From Street Freak: Money and Madness at Lehman Brothers by Jared Dillian. Copyright © 2011 by Jared Dillian. Reprinted by permission of Simon & Schuster, Inc.

Working at a place like Lehman Brothers provided certain perks. The firm offered us disability insurance that enabled us to retain a certain percentage of our earnings should we become incapacitated in any way.

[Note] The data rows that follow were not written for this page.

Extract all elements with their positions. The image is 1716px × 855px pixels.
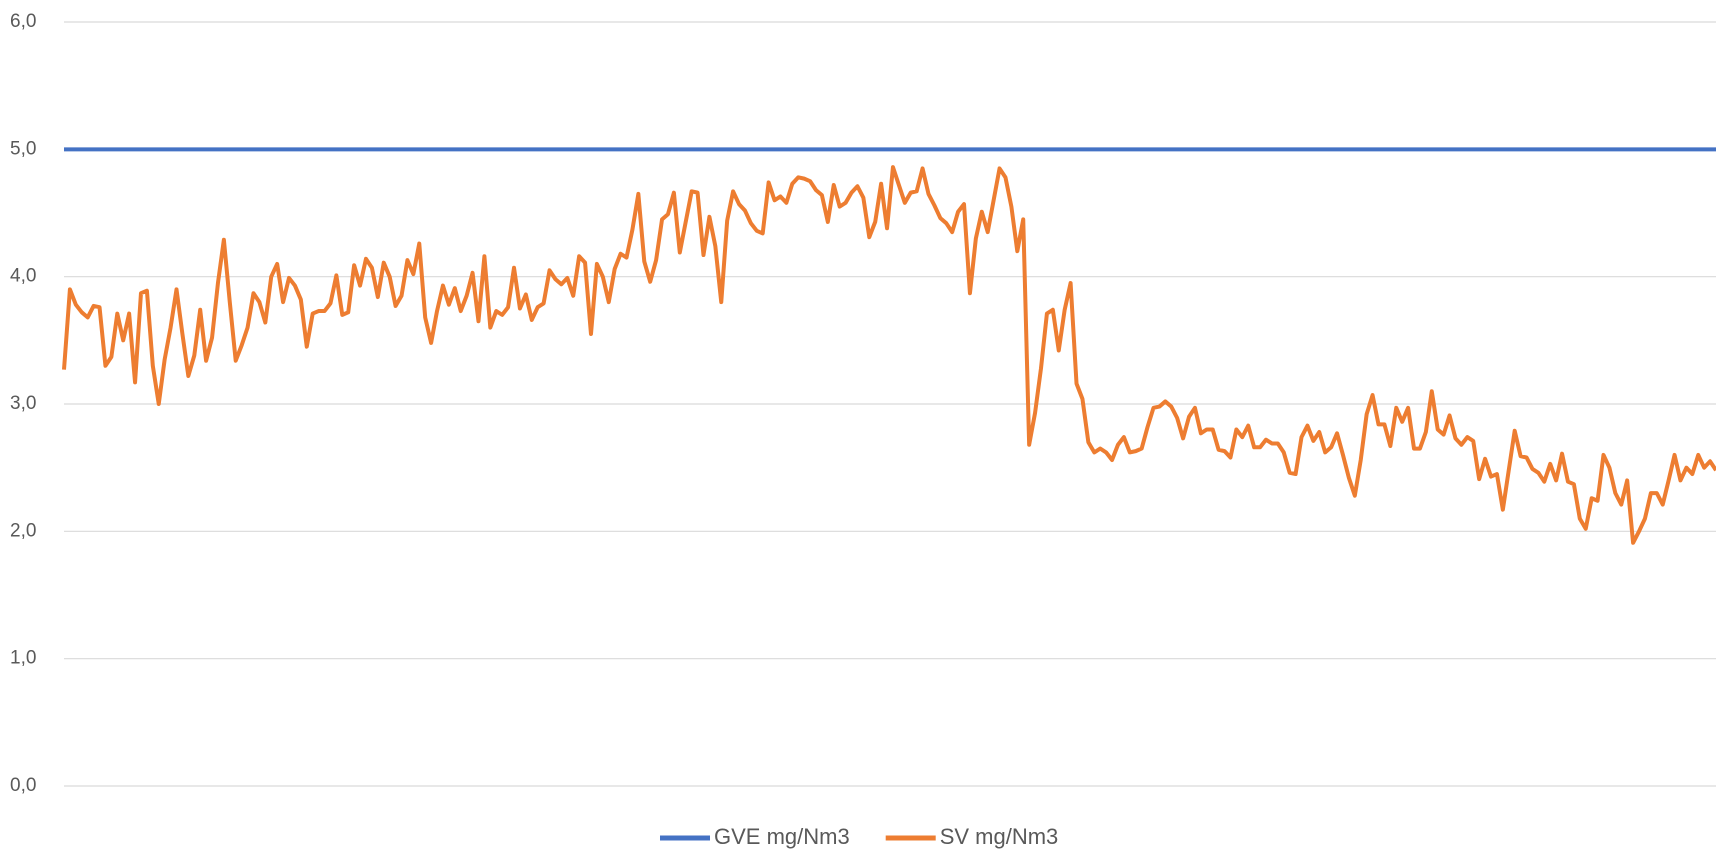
y-tick-label: 2,0 (10, 520, 36, 541)
y-tick-label: 0,0 (10, 775, 36, 796)
y-tick-label: 6,0 (10, 11, 36, 32)
y-tick-label: 3,0 (10, 393, 36, 414)
legend-label: GVE mg/Nm3 (714, 824, 850, 849)
y-tick-label: 5,0 (10, 138, 36, 159)
y-tick-label: 1,0 (10, 648, 36, 669)
y-tick-label: 4,0 (10, 266, 36, 287)
series-line (62, 165, 1716, 545)
legend-label: SV mg/Nm3 (940, 824, 1059, 849)
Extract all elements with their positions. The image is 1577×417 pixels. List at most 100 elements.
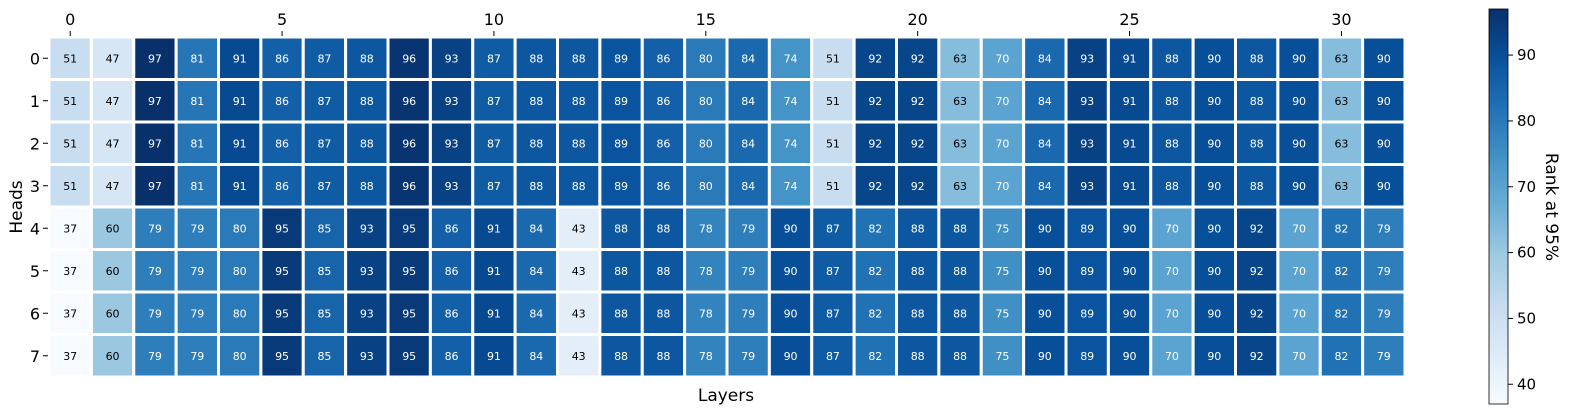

This was interesting to me, because I had been locked up once already, and though I felt more stable than I had in years, who knew what was going to happen in the future? I wasn't so much worried about getting crippled by a deliveryman on a bicycle as I was worried about going out of my gourd. But when I met with the disability insurance broker, he told me that I was disqualified because I had been in the hospital in the past year.

Louis told me about his meeting with the disability insurance people.

"Did you notice that those guys know your comp?" he asked.

"Come again?"

"Your comp. He had my comp on a piece of paper."

"So?"

"So. That is supposed to be confidential."

"Well," I said, "the firm probably releases that information to those guys. They need it if they are going to be calculating premiums."

Louis frowned. "Anyway," he continued, "so I asked him, 'If you have my comp, do you have everyone's comp?'"

"And?"

"And he says yes. So I ask him, how much does a managing director make? He hedges a little bit and says it's a really huge range, but says that pay can vary from one million on the low end to multiple millions on the high end."

"Wow."

"So then I ask him, 'How much does a VP make?' And he says anywhere from a few hundred thousand up to four million."

"Four million?" I exclaimed. "What the fuck VP makes four sticks a year?"

"Right? That's what I said. I told him it has to be in structured credit or mortgages or something. You know what he said?"

"What?"

"Nope: real estate."

It all made sense now. These drunks who went and bought Archstone, the drunks who had risked the entire firm, were getting paid assloads of money. The traders thought that the bankers were getting rich. The bankers thought that the traders were getting rich. They were both wrong: the people in real estate were getting incredibly rich. How much talent does it take to buy a building and wait for it to go up in price?

If you want to spot the next big bubble, all you have to do is follow the money. Look around you, and see who is getting paid more than the professional athletes. In the early eighties, it was the oilmen. In 1999 and 2000, it was the technology bankers. Now it was the real estate guys. I was hearing anecdotes of Europeans calling up New York City real estate brokers and buying million-dollar apartments sight unseen. The subprime lenders, like New Century and Accredited Home Lending, had already gone tits up. Subprime was dead. But commercial real estate was impervious to reason or logic.

I had busted my ass to get to Wall Street. I had gone to business school, working two jobs at the same time, but while I was getting paid reasonably well, I was still having trouble getting promoted, being politically deaf. For once, just once in my life, I wanted to fall ass backward into money. Just once. I wanted to blunder into some job that was going to pay me millions of dollars a year.

Then, in another thought, I probably still wouldn't be happy.